The Republican version of Americanism has little to do with anything happening on the ground in actual America, past or present. It consists entirely of contrarianism. If the man wearing pancake makeup says that masks are bad, masks are now bad. Suppose a worldwide and deadly new disease emerges requiring massive government response to save lives, but the self-absorbed would-be strongman in charge of that government response believes the disease is a hoax invented to make him look bad. In that case, Jim Jordan will say the disease is a hoax created to make his friends look bad.
Jordan has a lot of things he believes to be American. They consist of a set of opportunistic nothings with no common thread other than Jim Jordan's friends get to do crimes, and Jim Jordan's enemies are "un-American" for asking Jim Jordan's voters to keep themselves safe even when Jim Jordan's voters would much rather be marching around government buildings with weapons demanding that other people be less safe.
If you have any sense of patriotism left, I beg of you, America, treat Jim Jordan like a bag of dirt. Always. Every day. Take special time out of your day to note to someone around you that Jim Jordan, personally, is a grotesque and loathsome and gutless toad of a human being. Do not treat these people with respect.

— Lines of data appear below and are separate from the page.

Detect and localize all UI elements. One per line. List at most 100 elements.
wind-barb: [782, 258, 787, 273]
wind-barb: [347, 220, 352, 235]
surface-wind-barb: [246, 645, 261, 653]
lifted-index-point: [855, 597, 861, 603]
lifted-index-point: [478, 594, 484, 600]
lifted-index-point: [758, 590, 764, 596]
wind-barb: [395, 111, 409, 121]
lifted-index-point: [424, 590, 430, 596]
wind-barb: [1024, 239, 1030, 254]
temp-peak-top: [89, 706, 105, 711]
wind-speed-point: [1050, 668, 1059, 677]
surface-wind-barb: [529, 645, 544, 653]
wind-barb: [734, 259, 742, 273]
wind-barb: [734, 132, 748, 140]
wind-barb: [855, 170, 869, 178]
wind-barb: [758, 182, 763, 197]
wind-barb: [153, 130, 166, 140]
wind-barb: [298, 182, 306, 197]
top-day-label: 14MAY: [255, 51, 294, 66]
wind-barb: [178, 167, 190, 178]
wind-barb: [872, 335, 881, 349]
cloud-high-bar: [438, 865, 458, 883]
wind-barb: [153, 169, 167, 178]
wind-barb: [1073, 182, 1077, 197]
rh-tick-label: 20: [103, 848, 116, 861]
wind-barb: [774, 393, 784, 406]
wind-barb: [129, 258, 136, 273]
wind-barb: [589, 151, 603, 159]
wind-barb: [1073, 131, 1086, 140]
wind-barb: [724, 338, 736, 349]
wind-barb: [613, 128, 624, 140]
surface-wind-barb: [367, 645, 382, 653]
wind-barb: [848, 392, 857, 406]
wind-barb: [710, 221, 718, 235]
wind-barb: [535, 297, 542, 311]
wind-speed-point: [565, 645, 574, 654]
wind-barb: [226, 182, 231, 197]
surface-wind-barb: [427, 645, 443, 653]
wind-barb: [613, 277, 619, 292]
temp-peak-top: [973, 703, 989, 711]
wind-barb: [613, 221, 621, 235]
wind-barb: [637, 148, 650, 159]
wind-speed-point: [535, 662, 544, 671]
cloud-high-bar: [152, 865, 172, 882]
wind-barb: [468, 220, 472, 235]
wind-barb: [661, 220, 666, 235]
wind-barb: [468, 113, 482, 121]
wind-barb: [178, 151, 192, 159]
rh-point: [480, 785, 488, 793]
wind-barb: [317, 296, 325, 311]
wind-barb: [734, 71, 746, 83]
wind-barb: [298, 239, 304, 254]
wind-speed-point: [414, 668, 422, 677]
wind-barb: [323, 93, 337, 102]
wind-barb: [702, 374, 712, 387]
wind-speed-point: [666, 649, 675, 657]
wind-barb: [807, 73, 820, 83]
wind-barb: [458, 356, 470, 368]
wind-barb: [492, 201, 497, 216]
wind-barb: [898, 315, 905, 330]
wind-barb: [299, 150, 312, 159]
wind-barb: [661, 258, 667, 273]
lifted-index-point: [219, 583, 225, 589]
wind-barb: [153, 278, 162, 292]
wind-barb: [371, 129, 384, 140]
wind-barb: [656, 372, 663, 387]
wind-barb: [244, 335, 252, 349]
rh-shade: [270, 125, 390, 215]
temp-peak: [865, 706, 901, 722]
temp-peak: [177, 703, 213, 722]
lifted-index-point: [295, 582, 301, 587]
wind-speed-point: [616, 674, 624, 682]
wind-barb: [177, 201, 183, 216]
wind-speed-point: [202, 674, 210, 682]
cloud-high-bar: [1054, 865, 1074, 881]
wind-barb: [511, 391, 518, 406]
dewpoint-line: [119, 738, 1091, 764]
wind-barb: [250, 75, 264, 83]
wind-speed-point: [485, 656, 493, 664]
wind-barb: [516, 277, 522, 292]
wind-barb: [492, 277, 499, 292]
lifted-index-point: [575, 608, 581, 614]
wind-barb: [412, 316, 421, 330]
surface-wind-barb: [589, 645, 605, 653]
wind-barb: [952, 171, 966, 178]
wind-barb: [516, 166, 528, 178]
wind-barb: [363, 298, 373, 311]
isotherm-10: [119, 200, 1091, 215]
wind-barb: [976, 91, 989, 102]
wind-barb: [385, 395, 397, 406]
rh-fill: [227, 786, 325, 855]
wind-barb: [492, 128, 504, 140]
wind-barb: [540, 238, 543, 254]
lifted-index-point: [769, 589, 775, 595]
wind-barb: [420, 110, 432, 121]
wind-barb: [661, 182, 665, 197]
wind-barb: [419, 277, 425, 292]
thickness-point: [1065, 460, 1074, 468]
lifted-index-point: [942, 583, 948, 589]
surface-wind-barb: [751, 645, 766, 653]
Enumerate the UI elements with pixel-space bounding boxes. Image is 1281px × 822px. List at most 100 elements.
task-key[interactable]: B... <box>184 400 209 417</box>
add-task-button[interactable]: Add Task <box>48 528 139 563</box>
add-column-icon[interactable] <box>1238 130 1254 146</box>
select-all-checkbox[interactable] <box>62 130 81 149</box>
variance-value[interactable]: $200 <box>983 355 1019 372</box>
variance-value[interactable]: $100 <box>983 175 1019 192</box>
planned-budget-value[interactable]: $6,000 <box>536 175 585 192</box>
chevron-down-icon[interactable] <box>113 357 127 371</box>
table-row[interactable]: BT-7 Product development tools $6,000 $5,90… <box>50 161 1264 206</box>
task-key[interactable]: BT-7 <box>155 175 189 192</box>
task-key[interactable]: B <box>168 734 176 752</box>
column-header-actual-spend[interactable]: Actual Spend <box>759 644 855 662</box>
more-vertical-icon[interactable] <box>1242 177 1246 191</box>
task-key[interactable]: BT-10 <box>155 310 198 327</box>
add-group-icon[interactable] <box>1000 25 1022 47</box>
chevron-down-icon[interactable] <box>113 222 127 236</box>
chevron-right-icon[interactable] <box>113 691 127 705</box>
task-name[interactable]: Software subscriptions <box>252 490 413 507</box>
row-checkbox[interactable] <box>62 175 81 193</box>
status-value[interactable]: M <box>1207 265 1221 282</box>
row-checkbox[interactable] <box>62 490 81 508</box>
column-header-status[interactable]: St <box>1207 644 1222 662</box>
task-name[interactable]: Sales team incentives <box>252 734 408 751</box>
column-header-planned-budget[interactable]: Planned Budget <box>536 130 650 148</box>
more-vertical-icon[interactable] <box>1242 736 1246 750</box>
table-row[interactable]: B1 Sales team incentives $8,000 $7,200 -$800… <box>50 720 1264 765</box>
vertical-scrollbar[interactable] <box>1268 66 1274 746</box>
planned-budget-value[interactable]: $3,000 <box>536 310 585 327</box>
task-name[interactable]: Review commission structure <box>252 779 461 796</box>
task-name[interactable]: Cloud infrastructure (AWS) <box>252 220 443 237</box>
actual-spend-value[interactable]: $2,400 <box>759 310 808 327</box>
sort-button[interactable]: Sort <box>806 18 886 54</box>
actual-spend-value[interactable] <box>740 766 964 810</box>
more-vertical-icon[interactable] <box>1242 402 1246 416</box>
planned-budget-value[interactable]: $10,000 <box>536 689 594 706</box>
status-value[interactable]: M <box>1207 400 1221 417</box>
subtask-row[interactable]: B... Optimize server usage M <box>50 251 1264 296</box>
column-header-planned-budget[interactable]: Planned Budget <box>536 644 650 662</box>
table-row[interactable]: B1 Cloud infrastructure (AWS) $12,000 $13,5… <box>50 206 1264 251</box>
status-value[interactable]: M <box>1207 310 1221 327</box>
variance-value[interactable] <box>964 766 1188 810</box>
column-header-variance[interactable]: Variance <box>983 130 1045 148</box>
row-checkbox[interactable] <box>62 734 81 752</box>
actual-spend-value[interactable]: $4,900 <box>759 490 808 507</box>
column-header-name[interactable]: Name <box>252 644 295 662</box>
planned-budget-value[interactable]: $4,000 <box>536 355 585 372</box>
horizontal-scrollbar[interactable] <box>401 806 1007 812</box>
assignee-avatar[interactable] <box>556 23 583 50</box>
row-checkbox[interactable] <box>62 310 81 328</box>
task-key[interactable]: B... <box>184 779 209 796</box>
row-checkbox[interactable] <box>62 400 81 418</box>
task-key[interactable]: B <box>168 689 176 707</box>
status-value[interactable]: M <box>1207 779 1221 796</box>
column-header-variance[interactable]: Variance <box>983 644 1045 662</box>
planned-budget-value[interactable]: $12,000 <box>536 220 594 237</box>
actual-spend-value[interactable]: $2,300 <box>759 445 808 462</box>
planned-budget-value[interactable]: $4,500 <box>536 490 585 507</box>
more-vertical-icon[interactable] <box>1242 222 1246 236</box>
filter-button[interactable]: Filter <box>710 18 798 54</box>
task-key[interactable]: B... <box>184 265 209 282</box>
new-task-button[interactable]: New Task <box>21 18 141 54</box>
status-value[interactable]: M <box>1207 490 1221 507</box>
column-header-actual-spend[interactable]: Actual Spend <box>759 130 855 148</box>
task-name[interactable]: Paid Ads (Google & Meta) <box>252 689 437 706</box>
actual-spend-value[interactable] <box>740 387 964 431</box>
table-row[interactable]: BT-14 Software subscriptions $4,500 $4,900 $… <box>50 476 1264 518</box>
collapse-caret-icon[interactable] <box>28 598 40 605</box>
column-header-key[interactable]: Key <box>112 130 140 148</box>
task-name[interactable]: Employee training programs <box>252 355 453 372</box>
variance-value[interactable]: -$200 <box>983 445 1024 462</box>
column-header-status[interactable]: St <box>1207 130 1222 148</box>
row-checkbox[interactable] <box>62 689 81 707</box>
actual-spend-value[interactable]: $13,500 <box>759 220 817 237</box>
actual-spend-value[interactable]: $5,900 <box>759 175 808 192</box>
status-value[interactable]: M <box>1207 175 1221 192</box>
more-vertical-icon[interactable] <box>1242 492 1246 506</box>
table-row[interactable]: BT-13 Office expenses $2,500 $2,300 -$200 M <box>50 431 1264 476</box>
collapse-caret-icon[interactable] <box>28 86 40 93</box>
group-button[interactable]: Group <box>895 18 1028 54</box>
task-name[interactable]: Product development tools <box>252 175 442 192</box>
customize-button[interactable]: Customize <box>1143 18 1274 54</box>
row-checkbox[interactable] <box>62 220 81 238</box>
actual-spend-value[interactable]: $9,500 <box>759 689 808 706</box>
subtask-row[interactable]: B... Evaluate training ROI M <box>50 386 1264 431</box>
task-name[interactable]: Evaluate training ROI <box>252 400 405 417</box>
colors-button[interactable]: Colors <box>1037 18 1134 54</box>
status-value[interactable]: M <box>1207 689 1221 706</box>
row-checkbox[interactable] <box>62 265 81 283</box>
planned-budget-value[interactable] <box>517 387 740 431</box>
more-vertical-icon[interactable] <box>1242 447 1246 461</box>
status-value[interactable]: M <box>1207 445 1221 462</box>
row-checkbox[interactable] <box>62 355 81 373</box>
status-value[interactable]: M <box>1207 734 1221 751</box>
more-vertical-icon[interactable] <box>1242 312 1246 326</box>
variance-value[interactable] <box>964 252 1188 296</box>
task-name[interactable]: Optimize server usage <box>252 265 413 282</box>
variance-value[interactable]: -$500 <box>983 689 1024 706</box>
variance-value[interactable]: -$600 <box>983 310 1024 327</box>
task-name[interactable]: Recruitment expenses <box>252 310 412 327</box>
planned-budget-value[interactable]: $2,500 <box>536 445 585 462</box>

Do not let the media pretend that they are worth respect. Do not let television interviews go by without reminding the interviewers that they sanction people who have made getting away with criminal acts a core plank of the party's platform.
As we speak, Jim Jordan remains the most prominent House supporter of a fellow Republican being investigated for sex crimes—in an investigation whose public components have now thoroughly established the man to have engaged in illegal acts. Jim Jordan continues to support Matt Gaetz for the same reason all Republicans do: They believe Republican-led crimes should be permitted.
This was the sole message of two separate impeachment trials; one put into motion after an attempt at international extortion and another for orchestrating an attack on our democracy itself.
Jim Jordan is the shouting, hoarse voice of Republicanism. Republicans want it that way; Republicans can think of no more fitting figure to be the screaming defense whenever any Republican, anywhere, does something crooked or criminal that requires investigation or possible sanctions.
I don't care that Jim Jordan thinks vaccine requirements are now "un-American." Of course he does. Republicanism has now been forced into that position because treating the pandemic with seriousness would expose, after 600,000 American deaths, the malevolent incompetence of conservative responses. Jim Jordan's only thoughts come from other people. Jim Jordan can't so much as use a toilet by himself unless a more powerful Republican tells him when and where and how, or a Democrat tells him not to.
Jim Jordan's caucus is willing to kill Americans if that's what it takes to pretend that their movement's bumbling, buffoonish mishandling of government has been anything but a fiasco. Don't ignore these people. Despise them. Be on the record as one of the "real" Americans willing to treat these crooked crime-protecting hacks with half the contempt they deserve.